Quadrilateral GHIJ is a scale drawing of quadrilateral ABCD with a scale factor r. Describe the following statements as always true, sometimes true, or never true, and justify your answer.
a. AB/GH = BC/HI
b. perimeter (GHIJ) = r * perimeter (ABCD)
c. Area (GHIJ) = r * area (ABCD)
d. r < 0
a true
b true
c false
d false (unless you consider r<0 as a reflection as well as a scaling. Then it could be true sometimes)
what is then of quadrilateral GHIJ
a. Sometimes true. The ratio AB/GH is equal to the ratio BC/HI if and only if all corresponding sides are proportional in the two quadrilaterals. If the scale factor r is the same for all sides, then the statement is always true. However, if the sides are not proportional or if the scale factor is different for different sides, then the statement is sometimes true.
b. Always true. The perimeter of a shape is simply the sum of its side lengths. In a scale drawing, all corresponding sides are multiplied by the same scale factor. Therefore, if the perimeter of ABCD is P, then the perimeter of GHIJ (a scale drawing with scale factor r) will be r * P, regardless of the specific shape or scale factor.
c. Sometimes true. The area of a quadrilateral is determined by the lengths of its sides and the included angles. If the scale factor r applies to all sides and angles, then the statement is always true. However, if the shape or scale factor causes a change in angles or if the scale factor is different for different sides, then the statement is sometimes true.
d. Never true. The scale factor r represents the enlargement or reduction of the scale drawing compared to the original shape. It is always a positive value or zero, since negative values would imply a reflection of the shape rather than a simple scaling. Therefore, r is always greater than or equal to 0 and is never negative.
a. Sometimes true.
This statement is sometimes true because if quadrilateral ABCD and GHIJ are both similar, meaning their corresponding angles are equal and their corresponding sides are proportional, then the ratio AB/GH would indeed be equal to the ratio BC/HI. However, if the quadrilaterals are not similar, then the ratios would not be equal.
To determine whether or not this statement is true in a specific case, you would need to compare the corresponding sides AB and GH, as well as BC and HI. If the ratios of these sides are equal, then the statement is true. Otherwise, it is false.
b. Always true.
This statement is always true because when you scale a figure by a factor of r, all the sides are multiplied by r. Therefore, the perimeter of the scaled figure, GHIJ, will be r times the perimeter of the original figure, ABCD.
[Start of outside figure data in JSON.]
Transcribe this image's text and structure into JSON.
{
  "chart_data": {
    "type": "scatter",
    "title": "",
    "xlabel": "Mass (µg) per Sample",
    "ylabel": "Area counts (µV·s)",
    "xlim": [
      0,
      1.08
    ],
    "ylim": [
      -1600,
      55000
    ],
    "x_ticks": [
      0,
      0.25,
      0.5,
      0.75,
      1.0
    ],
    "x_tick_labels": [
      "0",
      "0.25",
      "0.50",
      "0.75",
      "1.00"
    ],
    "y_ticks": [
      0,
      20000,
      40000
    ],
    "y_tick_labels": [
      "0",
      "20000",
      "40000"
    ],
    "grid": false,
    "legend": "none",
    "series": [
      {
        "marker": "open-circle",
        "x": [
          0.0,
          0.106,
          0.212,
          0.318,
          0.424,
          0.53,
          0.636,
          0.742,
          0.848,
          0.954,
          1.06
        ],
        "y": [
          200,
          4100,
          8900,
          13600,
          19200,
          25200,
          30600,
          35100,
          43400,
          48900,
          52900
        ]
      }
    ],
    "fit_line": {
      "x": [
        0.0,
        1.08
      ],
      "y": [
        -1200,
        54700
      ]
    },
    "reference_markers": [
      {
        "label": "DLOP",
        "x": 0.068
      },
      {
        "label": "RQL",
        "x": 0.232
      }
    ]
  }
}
To calculate the perimeters, you would simply add up the lengths of all the sides in each figure and then multiply the perimeter of ABCD by r to get the perimeter of GHIJ.
c. Always true.
This statement is always true because when you scale a figure by a factor of r, the area of the scaled figure is multiplied by r^2. Therefore, the area of the scaled figure, GHIJ, will be r times the area of the original figure, ABCD.
To calculate the areas, you would need to find the areas of both ABCD and GHIJ using appropriate formulas (depending on the shape of the quadrilaterals) and then multiply the area of ABCD by r to get the area of GHIJ.
d. Never true.
The scale factor, represented by r, is a positive number. The scale factor describes how much larger or smaller the scaled figure is compared to the original figure. It cannot be negative because it represents a proportional change in size.
Therefore, r is always greater than zero (r > 0) and cannot be negative (r < 0). So, the statement "r < 0" is never true.